Law firm Clyde & Co has supplied a country-by country analysis of the legal implications of the Hanjin bankruptcy protection situation. IMN will provide a summary of one affected country each day for the next two weeks.
Tai-Soo Suk, the receiver appointed for Hanjin, quickly took steps to extend to the UK the protection afforded by the Korean rehabilitation proceedings, it taking effect on September 6th.
This, said Clyde, was of little surprise, as England is likely to be the forum where the majority of creditors will have to bring proceedings to recover debts or claim damages for breach of contract.
This leaves Hanjin’s creditors, who are bound to bring claims in London, with little right of recourse in the contractually agreed forum.
The UK recognition order carves out a number of claims from the moratorium on English proceedings (both in the High Court and in London arbitration), and provides the receiver or the Companies Court in London with the ability to give permission to waive the stay. However, the circumstances in which the stay will be permitted to be lifted are limited. Consequently, creditors are faced with the prospect of registering their claims in the Korean rehabilitation proceedings.

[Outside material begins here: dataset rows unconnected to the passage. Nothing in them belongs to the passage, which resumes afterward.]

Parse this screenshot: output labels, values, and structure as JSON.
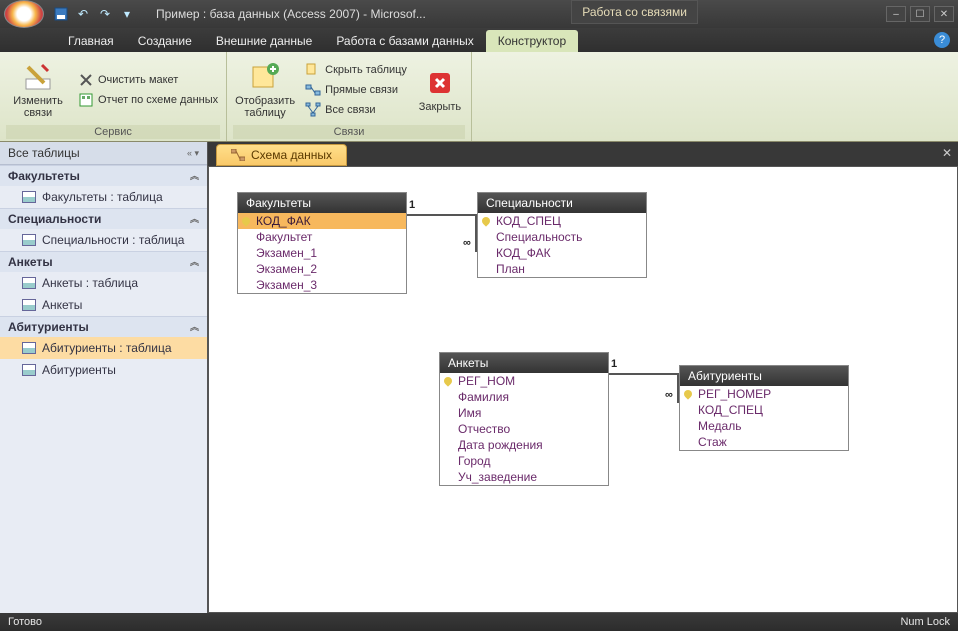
{
  "title": "Пример : база данных (Access 2007) - Microsof...",
  "context_tab": "Работа со связями",
  "tabs": [
    "Главная",
    "Создание",
    "Внешние данные",
    "Работа с базами данных",
    "Конструктор"
  ],
  "active_tab": 4,
  "ribbon": {
    "groups": [
      {
        "label": "Сервис",
        "big": {
          "label": "Изменить связи"
        },
        "items": [
          "Очистить макет",
          "Отчет по схеме данных"
        ]
      },
      {
        "label": "Связи",
        "big": {
          "label": "Отобразить таблицу"
        },
        "items": [
          "Скрыть таблицу",
          "Прямые связи",
          "Все связи"
        ],
        "close": "Закрыть"
      }
    ]
  },
  "nav": {
    "header": "Все таблицы",
    "groups": [
      {
        "title": "Факультеты",
        "items": [
          "Факультеты : таблица"
        ]
      },
      {
        "title": "Специальности",
        "items": [
          "Специальности : таблица"
        ]
      },
      {
        "title": "Анкеты",
        "items": [
          "Анкеты : таблица",
          "Анкеты"
        ]
      },
      {
        "title": "Абитуриенты",
        "items": [
          "Абитуриенты : таблица",
          "Абитуриенты"
        ],
        "selected": 0
      }
    ]
  },
  "doc_tab": "Схема данных",
  "entities": {
    "fakultety": {
      "title": "Факультеты",
      "fields": [
        {
          "name": "КОД_ФАК",
          "key": true,
          "sel": true
        },
        {
          "name": "Факультет"
        },
        {
          "name": "Экзамен_1"
        },
        {
          "name": "Экзамен_2"
        },
        {
          "name": "Экзамен_3"
        }
      ]
    },
    "spec": {
      "title": "Специальности",
      "fields": [
        {
          "name": "КОД_СПЕЦ",
          "key": true
        },
        {
          "name": "Специальность"
        },
        {
          "name": "КОД_ФАК"
        },
        {
          "name": "План"
        }
      ]
    },
    "ankety": {
      "title": "Анкеты",
      "fields": [
        {
          "name": "РЕГ_НОМ",
          "key": true
        },
        {
          "name": "Фамилия"
        },
        {
          "name": "Имя"
        },
        {
          "name": "Отчество"
        },
        {
          "name": "Дата рождения"
        },
        {
          "name": "Город"
        },
        {
          "name": "Уч_заведение"
        }
      ]
    },
    "abitur": {
      "title": "Абитуриенты",
      "fields": [
        {
          "name": "РЕГ_НОМЕР",
          "key": true
        },
        {
          "name": "КОД_СПЕЦ"
        },
        {
          "name": "Медаль"
        },
        {
          "name": "Стаж"
        }
      ]
    }
  },
  "rel_labels": {
    "one": "1",
    "many": "∞"
  },
  "status": {
    "left": "Готово",
    "right": "Num Lock"
  }
}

As Clyde noted, this gives rise to interesting questions. Does submitting a claim in the rehabilitation proceedings in South Korea subvert the contractually agreed English law and jurisdiction clause? Also of interest would be the ability of the South Korean Court to deal with disputes arising out of a breach of an English law contract, and the applicable measure of damages.
As Hanjin takes additional steps to obtain insolvency protection around the world, creditors are now faced with a race against time, said Clyde.